Una buona notizia per la prof.ssa Birbalsingh, che però diventa una notizia interessante anche per tutti coloro che, come quanti leggono la rubrica Pensare la scuola, seguono le vicende che riguardano il mondo della scuola. Pare infatti che quello che già è diventato famoso come «The Michaela Way»[1] non sia proprio il metodo più gettonato, né tra i pedagogisti d’oltremanica, né tra quelli nostrani. Infatti, se provassimo a sintetizzarlo nella sua quintessenza, ne ricaveremmo che essa consiste in: disciplina.

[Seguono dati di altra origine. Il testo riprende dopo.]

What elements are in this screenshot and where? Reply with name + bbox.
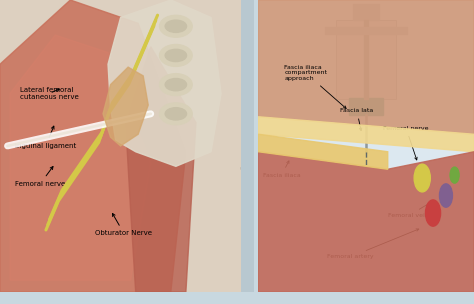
Ellipse shape bbox=[160, 103, 192, 125]
Text: Femoral nerve: Femoral nerve bbox=[383, 126, 429, 160]
Polygon shape bbox=[0, 0, 186, 292]
Ellipse shape bbox=[439, 184, 452, 207]
Ellipse shape bbox=[160, 44, 192, 66]
Text: Inguinal ligament: Inguinal ligament bbox=[15, 126, 76, 149]
Text: Obturator Nerve: Obturator Nerve bbox=[95, 213, 153, 237]
Ellipse shape bbox=[414, 164, 430, 192]
Bar bbox=[353, 4, 379, 20]
Text: Fascia lata: Fascia lata bbox=[340, 109, 374, 131]
Ellipse shape bbox=[160, 15, 192, 37]
Polygon shape bbox=[258, 0, 474, 134]
Bar bbox=[349, 98, 383, 115]
Text: Femoral nerve: Femoral nerve bbox=[15, 167, 65, 187]
Ellipse shape bbox=[160, 74, 192, 95]
Bar bbox=[336, 20, 396, 99]
Polygon shape bbox=[258, 152, 474, 292]
Polygon shape bbox=[108, 0, 221, 166]
Bar bbox=[365, 20, 368, 99]
Ellipse shape bbox=[165, 49, 187, 62]
Text: Femoral artery: Femoral artery bbox=[328, 229, 419, 259]
Polygon shape bbox=[258, 134, 388, 169]
Ellipse shape bbox=[165, 108, 187, 120]
Text: Lateral femoral
cutaneous nerve: Lateral femoral cutaneous nerve bbox=[20, 87, 79, 100]
Polygon shape bbox=[258, 117, 474, 152]
Ellipse shape bbox=[165, 20, 187, 33]
Polygon shape bbox=[126, 47, 196, 292]
Polygon shape bbox=[10, 35, 151, 280]
Text: Femoral vein: Femoral vein bbox=[388, 200, 434, 219]
Text: Fascia iliaca: Fascia iliaca bbox=[263, 161, 301, 178]
Ellipse shape bbox=[165, 78, 187, 91]
Text: © 2000 Todd Buck: © 2000 Todd Buck bbox=[242, 122, 247, 170]
Ellipse shape bbox=[426, 200, 440, 226]
Bar bbox=[325, 27, 407, 33]
Text: Fascia iliaca
compartment
approach: Fascia iliaca compartment approach bbox=[284, 65, 346, 109]
Ellipse shape bbox=[450, 167, 459, 183]
Polygon shape bbox=[103, 67, 148, 146]
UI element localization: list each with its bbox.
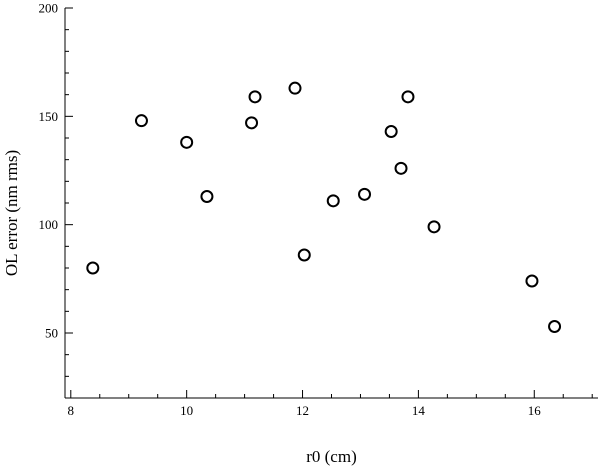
- data-point: [245, 116, 259, 130]
- data-point: [326, 194, 340, 208]
- data-point: [427, 220, 441, 234]
- data-point: [200, 190, 214, 203]
- x-tick-label: 12: [296, 403, 309, 418]
- data-point: [384, 125, 398, 138]
- y-tick-label: 50: [45, 326, 58, 341]
- x-tick-label: 16: [528, 403, 542, 418]
- tick-labels: 8 10 12 14 16 50 100 150 200: [39, 1, 542, 419]
- y-tick-label: 100: [39, 217, 59, 232]
- y-axis-title: OL error (nm rms): [2, 150, 21, 276]
- data-point: [525, 274, 539, 288]
- x-tick-label: 10: [180, 403, 193, 418]
- ticks: [65, 7, 593, 399]
- y-tick-label: 150: [39, 109, 59, 124]
- x-axis-title: r0 (cm): [306, 447, 357, 466]
- x-tick-label: 8: [68, 403, 75, 418]
- data-point: [134, 114, 148, 128]
- data-point: [394, 161, 408, 175]
- axes: [64, 8, 598, 399]
- data-point: [297, 248, 311, 262]
- data-point: [401, 90, 415, 104]
- y-tick-label: 200: [39, 1, 59, 16]
- data-point: [358, 187, 372, 201]
- data-point: [548, 320, 562, 333]
- data-point: [180, 135, 194, 149]
- data-point: [86, 261, 100, 275]
- x-tick-label: 14: [412, 403, 426, 418]
- data-point: [288, 81, 302, 95]
- data-point: [248, 90, 262, 104]
- data-points: [86, 81, 562, 333]
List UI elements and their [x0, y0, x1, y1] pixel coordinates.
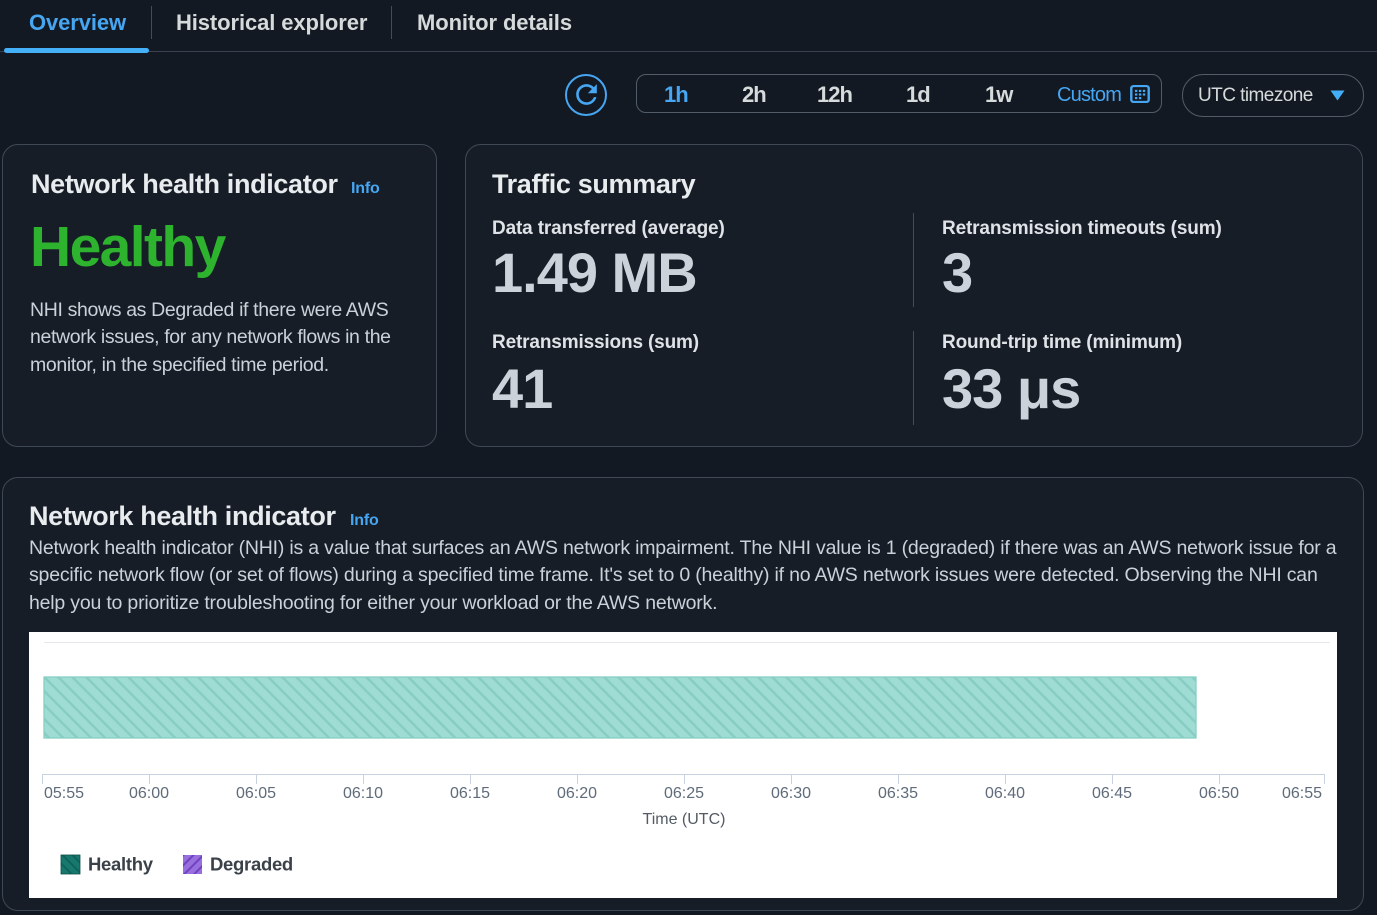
svg-text:06:10: 06:10 — [343, 785, 383, 802]
svg-text:06:35: 06:35 — [878, 785, 918, 802]
svg-text:Healthy: Healthy — [88, 854, 154, 875]
svg-text:06:20: 06:20 — [557, 785, 597, 802]
svg-text:06:30: 06:30 — [771, 785, 811, 802]
svg-text:05:55: 05:55 — [44, 785, 84, 802]
svg-text:Degraded: Degraded — [210, 854, 293, 875]
svg-text:06:00: 06:00 — [129, 785, 169, 802]
svg-text:06:25: 06:25 — [664, 785, 704, 802]
svg-text:06:45: 06:45 — [1092, 785, 1132, 802]
svg-text:06:40: 06:40 — [985, 785, 1025, 802]
svg-text:06:55: 06:55 — [1282, 785, 1322, 802]
svg-text:Time (UTC): Time (UTC) — [643, 811, 726, 828]
svg-text:06:15: 06:15 — [450, 785, 490, 802]
svg-text:06:05: 06:05 — [236, 785, 276, 802]
svg-text:06:50: 06:50 — [1199, 785, 1239, 802]
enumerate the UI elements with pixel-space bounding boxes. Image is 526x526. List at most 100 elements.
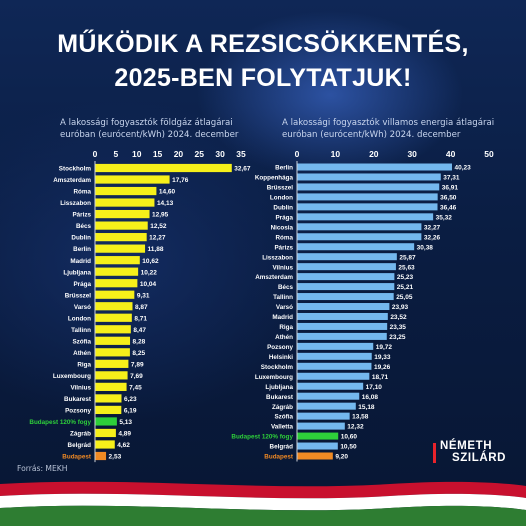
gas-value-label: 12,52: [150, 223, 167, 230]
electricity-value-label: 16,08: [362, 394, 379, 401]
electricity-category-label: Madrid: [272, 314, 293, 321]
gas-value-label: 7,89: [131, 361, 144, 368]
electricity-category-label: Dublin: [273, 204, 293, 211]
gas-bar: [95, 198, 155, 207]
electricity-category-label: Pozsony: [267, 344, 293, 351]
flag-white-stripe: [0, 493, 526, 511]
gas-bar: [95, 233, 147, 242]
gas-bar: [95, 336, 131, 345]
gas-bar: [95, 302, 133, 311]
gas-category-label: Párizs: [72, 212, 91, 219]
gas-category-label: Bukarest: [64, 396, 92, 403]
electricity-x-tick-label: 0: [295, 149, 300, 159]
electricity-category-label: Róma: [276, 234, 294, 241]
electricity-category-label: Athén: [275, 334, 293, 341]
electricity-category-label: Budapest 120% fogy: [231, 434, 293, 441]
gas-category-label: Stockholm: [59, 166, 92, 173]
electricity-bar: [297, 372, 370, 380]
electricity-value-label: 30,38: [417, 244, 434, 251]
gas-category-label: Bécs: [76, 223, 92, 230]
gas-chart-subtitle: A lakossági fogyasztók földgáz átlagárai…: [60, 117, 290, 141]
electricity-value-label: 9,20: [335, 454, 348, 461]
electricity-bar: [297, 253, 397, 261]
electricity-bar: [297, 392, 360, 400]
gas-category-label: Brüsszel: [65, 292, 91, 299]
electricity-value-label: 12,32: [347, 424, 364, 431]
gas-chart-subtitle-line1: A lakossági fogyasztók földgáz átlagárai: [60, 118, 233, 128]
gas-value-label: 8,87: [135, 304, 148, 311]
electricity-bar: [297, 412, 350, 420]
electricity-value-label: 35,32: [436, 214, 453, 221]
electricity-value-label: 19,26: [374, 364, 391, 371]
electricity-bar: [297, 233, 422, 241]
gas-value-label: 7,45: [129, 384, 142, 391]
gas-bar: [95, 175, 170, 184]
logo-line2: SZILÁRD: [452, 452, 507, 464]
electricity-bar: [297, 163, 452, 171]
electricity-value-label: 23,93: [392, 304, 409, 311]
gas-chart-subtitle-line2: euróban (eurócent/kWh) 2024. december: [60, 130, 239, 140]
electricity-category-label: Berlin: [275, 165, 293, 172]
gas-category-label: Lisszabon: [60, 200, 91, 207]
gas-bar: [95, 163, 232, 173]
electricity-category-label: Bécs: [278, 284, 294, 291]
electricity-bar: [297, 422, 345, 430]
gas-bar: [95, 325, 131, 334]
electricity-bar: [297, 432, 339, 440]
electricity-category-label: Amszterdam: [255, 274, 293, 281]
gas-bar: [95, 440, 115, 449]
electricity-value-label: 32,26: [424, 234, 441, 241]
gas-bar: [95, 417, 117, 426]
gas-x-tick-label: 0: [93, 149, 98, 159]
electricity-category-label: Helsinki: [269, 354, 293, 361]
flag-green-stripe: [0, 505, 526, 526]
gas-category-label: Zágráb: [70, 431, 91, 438]
electricity-bar: [297, 362, 372, 370]
electricity-category-label: Budapest: [264, 454, 294, 461]
electricity-value-label: 37,31: [443, 175, 460, 182]
electricity-bar: [297, 183, 440, 191]
electricity-category-label: Zágráb: [272, 404, 293, 411]
electricity-category-label: Riga: [279, 324, 293, 331]
electricity-category-label: Brüsszel: [267, 185, 293, 192]
electricity-x-tick-label: 20: [369, 149, 379, 159]
electricity-value-label: 36,50: [440, 194, 457, 201]
electricity-chart-subtitle: A lakossági fogyasztók villamos energia …: [282, 117, 522, 141]
gas-bar: [95, 279, 138, 288]
electricity-x-tick-label: 40: [446, 149, 456, 159]
gas-value-label: 8,28: [133, 338, 146, 345]
electricity-bar: [297, 303, 390, 311]
gas-bar: [95, 290, 135, 299]
electricity-value-label: 25,63: [398, 264, 415, 271]
gas-value-label: 11,88: [148, 246, 164, 253]
electricity-bar: [297, 402, 356, 410]
page-title-line1: MŰKÖDIK A REZSICSÖKKENTÉS,: [57, 30, 469, 58]
electricity-value-label: 13,58: [352, 414, 369, 421]
electricity-category-label: Vilnius: [272, 264, 293, 271]
electricity-value-label: 19,33: [374, 354, 391, 361]
gas-category-label: Pozsony: [65, 408, 91, 415]
electricity-value-label: 19,72: [376, 344, 393, 351]
gas-value-label: 12,27: [149, 235, 166, 242]
electricity-value-label: 25,87: [399, 254, 416, 261]
electricity-bar: [297, 193, 438, 201]
gas-bar: [95, 313, 132, 322]
electricity-category-label: Belgrád: [270, 444, 294, 451]
electricity-bar: [297, 283, 395, 291]
gas-category-label: Ljubljana: [63, 269, 91, 276]
electricity-bar: [297, 173, 441, 181]
gas-value-label: 9,31: [137, 292, 150, 299]
gas-bar: [95, 359, 129, 368]
electricity-value-label: 23,52: [390, 314, 407, 321]
electricity-value-label: 17,10: [366, 384, 383, 391]
electricity-category-label: Nicosia: [271, 224, 294, 231]
electricity-value-label: 36,91: [442, 185, 459, 192]
electricity-bar: [297, 213, 434, 221]
electricity-value-label: 36,46: [440, 204, 457, 211]
electricity-value-label: 10,60: [341, 434, 358, 441]
gas-category-label: Belgrád: [68, 442, 92, 449]
electricity-chart-subtitle-line2: euróban (eurócent/kWh) 2024. december: [282, 130, 461, 140]
gas-price-chart: 0 5 10 15 20 25 30 35 Stockholm 32,67 Amszterdam 17…: [29, 149, 251, 463]
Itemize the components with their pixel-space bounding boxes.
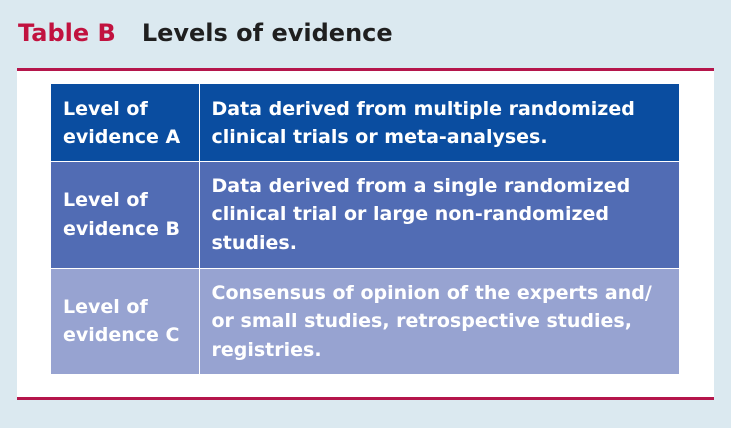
table-row-level-c: Level of evidence C Consensus of opinion…	[51, 267, 679, 374]
description-cell: Consensus of opinion of the experts and/…	[199, 267, 679, 374]
level-cell: Level of evidence B	[51, 160, 200, 268]
bottom-divider	[17, 397, 714, 400]
evidence-table: Level of evidence A Data derived from mu…	[51, 84, 679, 374]
table-title: Levels of evidence	[141, 19, 393, 47]
level-cell: Level of evidence C	[51, 267, 200, 374]
table-row-level-a: Level of evidence A Data derived from mu…	[51, 84, 679, 161]
description-cell: Data derived from multiple randomized cl…	[211, 97, 635, 149]
top-divider	[17, 68, 714, 71]
table-label: Table B	[18, 19, 116, 47]
table-row-level-b: Level of evidence B Data derived from a …	[51, 160, 679, 268]
table-heading: Table B Levels of evidence	[18, 17, 393, 49]
description-cell: Data derived from a single randomized cl…	[199, 160, 679, 268]
level-cell: Level of evidence A	[51, 84, 200, 161]
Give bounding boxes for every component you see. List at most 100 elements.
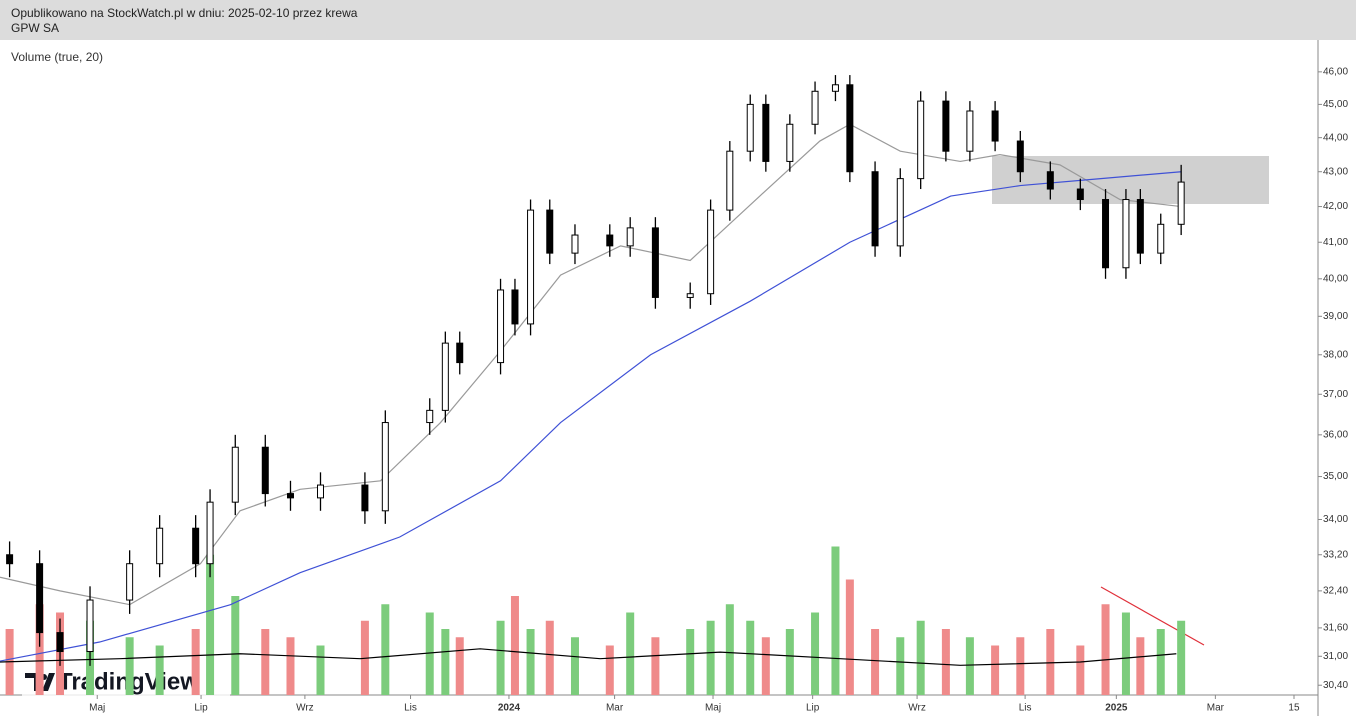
volume-bar [626, 612, 635, 695]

 Che la disciplina possa essere la quintessenza di una metodologia didattica, non dovrebbe di per sé fare scalpore: etimologicamente, infatti, «disciplina» significa proprio “insegnamento”, tanto “dato” quanto “ricevuto” – suggerendo così che l’insegnamento sussista proprio nel nesso inestricabile, nel rapporto necessariamente reciproco, tra docente e discente. Il concetto è andato poi arricchendosi di sfumature: l’idea di austerità, di severità, di organizzazione efficiente hanno tradotto quella che evidentemente era l’effettiva prassi adottata nell’insegnamento “tradizionale”. L’insegnante era, anzi meglio: doveva essere, austero, severo, in grado di organizzare efficientemente l’insegnamento – ma sempre per un solo scopo: trasmettere conoscenza.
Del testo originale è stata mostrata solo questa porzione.